Once we start to go down this road, it's only a matter of time before the government is making major life decisions for us. And as the prohibition of both alcohol and marijuana has demonstrated, these techniques of controlling human behavior don't work, and backfire horribly.
Of course this leads to the question, then what do you do? How do you help people who are poor if you don't intervene in their lives or give them lots of free money? And I'm not sure there's any sort of easy answer for this. As Jesus said, "the poor will always be with us." And a lot of people have misinterpreted this to mean something else, but I believe it means that there will always be people who will wallow to the lowest level or just simply not understand how the world works and make very horrible choices in life.
So you either have to live with this and accept it, or accept some level of intervention in the people's lives at a level that would be considered totalitarian. Or perhaps, as we do today in America, there is some middle-ground, where people who are truly in need are given help - but with certain caveats. The work requirement, for example, for some social benefits, encourages people to find at least a part-time job, so they can feel they contribute to society. It also provides a steady stream of low-wage labor for Walmart, among others. One of the largest benefactors of our welfare system today are low-wage employers. We are not handing out money to the poor, but subsidizing, indirectly, low-wage employers. Pretty interesting little system we devised, no?

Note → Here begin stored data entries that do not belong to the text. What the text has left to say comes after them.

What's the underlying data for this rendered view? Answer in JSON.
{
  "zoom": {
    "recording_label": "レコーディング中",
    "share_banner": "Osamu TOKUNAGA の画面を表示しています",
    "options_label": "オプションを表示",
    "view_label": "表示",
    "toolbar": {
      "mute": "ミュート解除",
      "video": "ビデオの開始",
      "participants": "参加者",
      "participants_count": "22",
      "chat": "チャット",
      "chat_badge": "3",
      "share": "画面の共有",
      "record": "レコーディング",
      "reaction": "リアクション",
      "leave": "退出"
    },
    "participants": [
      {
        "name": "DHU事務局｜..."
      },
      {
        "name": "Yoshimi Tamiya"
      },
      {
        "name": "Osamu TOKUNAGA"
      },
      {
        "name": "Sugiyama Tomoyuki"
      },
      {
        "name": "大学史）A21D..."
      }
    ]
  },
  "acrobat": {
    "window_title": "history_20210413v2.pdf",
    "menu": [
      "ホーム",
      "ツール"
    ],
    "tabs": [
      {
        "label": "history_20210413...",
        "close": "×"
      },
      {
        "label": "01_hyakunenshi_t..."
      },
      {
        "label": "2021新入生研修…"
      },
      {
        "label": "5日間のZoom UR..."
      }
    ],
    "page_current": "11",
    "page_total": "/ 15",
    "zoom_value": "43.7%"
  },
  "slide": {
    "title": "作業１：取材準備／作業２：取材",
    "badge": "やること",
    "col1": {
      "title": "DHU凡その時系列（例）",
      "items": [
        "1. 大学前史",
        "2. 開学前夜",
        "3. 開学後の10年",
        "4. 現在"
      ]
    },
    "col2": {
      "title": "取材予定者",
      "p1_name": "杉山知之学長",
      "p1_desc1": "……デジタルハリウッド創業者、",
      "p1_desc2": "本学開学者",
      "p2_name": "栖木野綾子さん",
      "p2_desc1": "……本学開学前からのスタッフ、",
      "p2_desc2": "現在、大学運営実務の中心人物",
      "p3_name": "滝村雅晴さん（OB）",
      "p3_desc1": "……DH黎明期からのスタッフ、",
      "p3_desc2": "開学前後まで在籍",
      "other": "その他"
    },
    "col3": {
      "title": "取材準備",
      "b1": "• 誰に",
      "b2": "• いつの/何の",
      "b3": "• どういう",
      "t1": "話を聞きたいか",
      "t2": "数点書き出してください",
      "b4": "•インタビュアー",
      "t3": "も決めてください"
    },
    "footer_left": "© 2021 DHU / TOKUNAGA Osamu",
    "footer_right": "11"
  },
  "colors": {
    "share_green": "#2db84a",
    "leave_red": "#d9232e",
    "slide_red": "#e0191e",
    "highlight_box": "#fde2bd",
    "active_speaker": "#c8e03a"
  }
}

Of course, there may be another way. As I noted before, I've seen these ads on cable television where they offer people cash in return for a structured settlement. These are lousy deals and really should be outlawed - or at least not advertised. Similarly, payday loans and check cashing stores and other shitty deals aimed at the poor, shouldn't be so heavily hyped.
Or put another way, perhaps sound deals and bargains and basic economic literacy should be promoted. The television blares 24/7 with lousy deals and rip-offs, but common sense doesn't have its own channel. Maybe if financial literacy was at least advertised, people would have a better chance at choosing it. And that is, in my mind, why the middle class in America is "shrinking" - not because of layoffs, automation, or China, but because middle-class people today are taking on shitty deals their parents would have turned their noses up at. The television pounds into their head that they should lease a new SUV and send out for a pizza. And they do it. The 1%'ers didn't take away our money, we gave it to them, with our blubbering thanks, in exchange for shiny trinkets and unhealthy food.
But financial literacy is not something that could be forced on the people, and indeed if you tried to force people to behave in a financially responsible manner they would reject it all the more.